Le chat prénommé Earl Gray, du parti Tuxedo, n’est pas le candidat moyen que l’on retrouve dans toutes les circonscriptions. Et il ne se retrouve pas non plus sur le bulletin de vote. Mais il a néanmoins un objectif bien précis ; attirer l’attention des électeurs sur le bien-être animal.

Il n’en est d’ailleurs pas à ses premières armes en politique. Il avait posé sa candidature pour devenir premier ministre de la Nouvelle-Écosse en 2013. Ce qui semblait être une bonne blague au départ a finalement fait en sorte que le gouvernement a renforcé sa loi sur la protection des animaux tout en y incluant le mot « chat », quand il est question d’animaux.

Lorsque son ami de litière Tuxedo Stan s’est lancé dans la course à la mairie d’Halifax, en 2012, il est devenu du jour au lendemain une vedette appuyée par des gens prestigieux comme Anderson Cooper, du réseau CNN, et par l’animatrice Ellen Degeneres.

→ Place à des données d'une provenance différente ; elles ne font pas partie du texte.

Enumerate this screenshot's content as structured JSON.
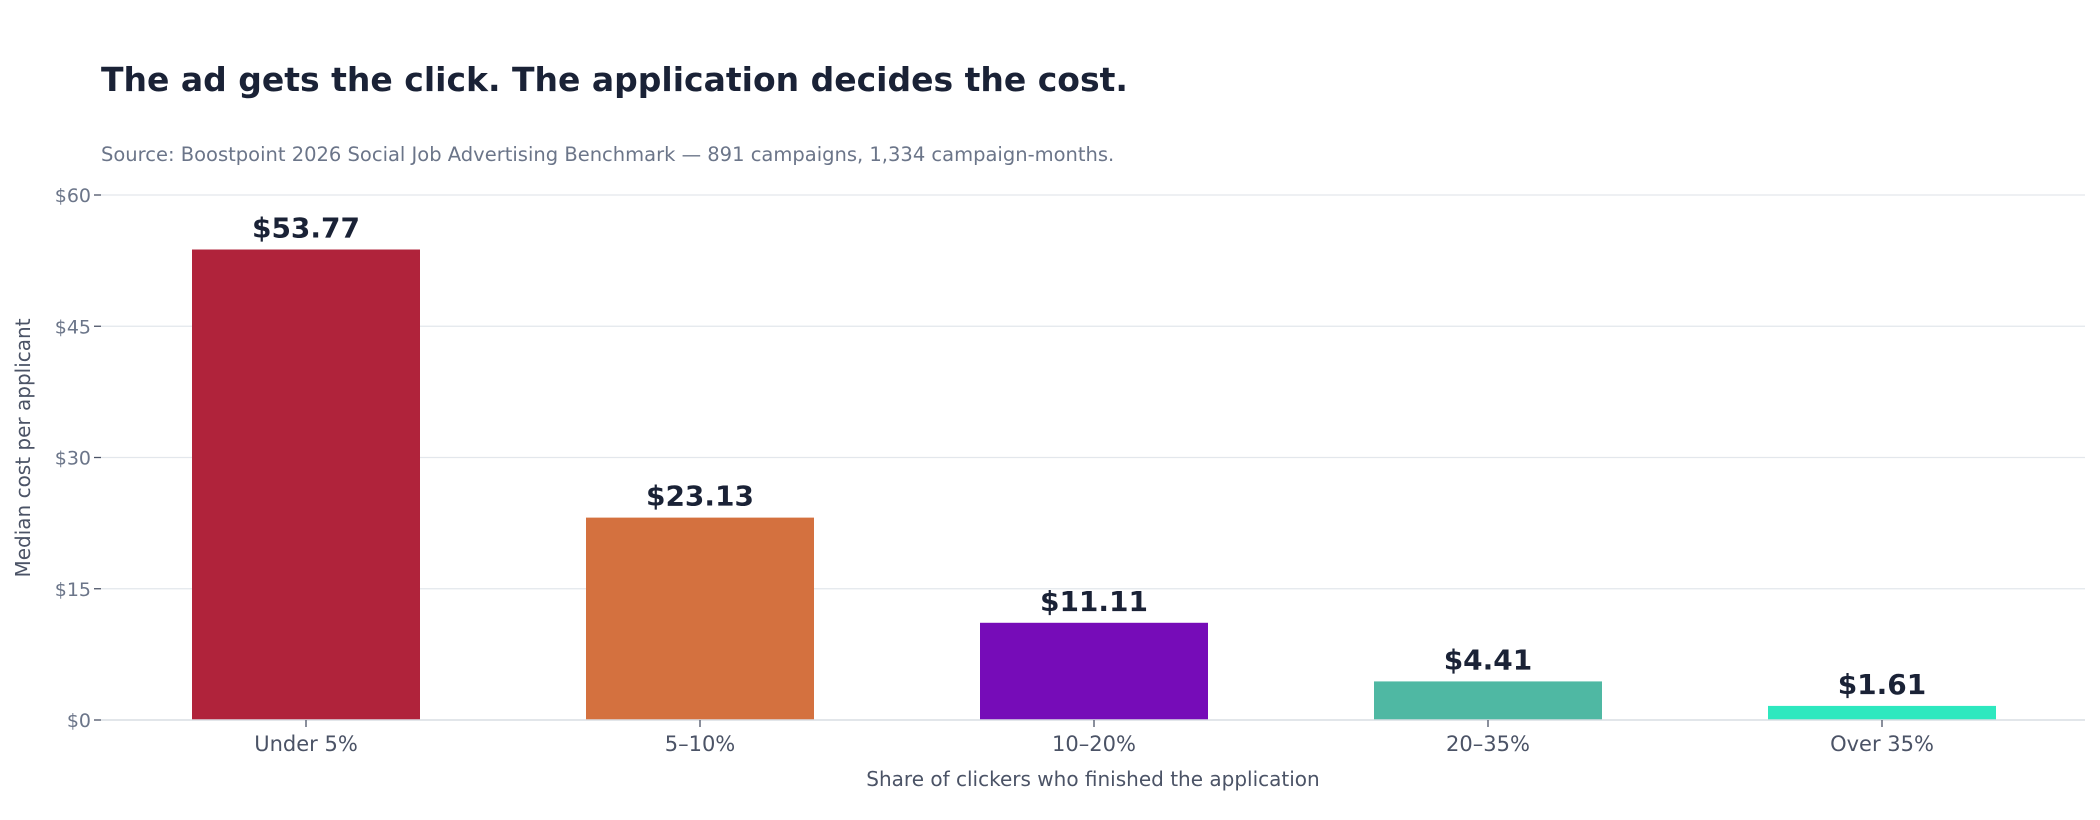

Sa popularité a contribué à la mise en place de cliniques vétérinaires à faible coût dans la ville.

Le parti Tuxedo a recueilli plus de 24 000 « j’aime » sur sa page Facebook. En comparaison, la candidate du NPD dans Halifax, Megan Leslie, en a obtenu seulement 11 000.

En mission

Hugh Chisholm, le propriétaire du chat Earl Gray et gérant de sa campagne, affirme que tout cela est bien amusant, mais que son chat de 5 ans a une véritable mission.

« Des gens m’ont dit qu’ils voteraient pour lui. Je soupçonne que certains d’entre eux vont annuler leur vote et inscrire le nom d’Earl Gray sur le bulletin, ce qui n’est vraiment pas notre objectif, déclare-t-il.

« Ce que l’on veut, c’est que les gens votent pour le candidat qui va transmettre le message d’Earl Gray et le réaliser. » — Hugh Chisholm, le propriétaire du chat Earl Gray et son gérant de campagne

Earl Gray fait partie d’un certain nombre de candidats qui souhaitent mettre un peu d’humour dans une campagne électorale parfois longue et terne.

À Mission, en Colombie-Britannique, le candidat indépendant Wyatt Scott a mis en ligne une vidéo humoristique où il chevauche une oie géante qui attaque un dragon. La vidéo a été visionnée 1,4 million de fois sur YouTube.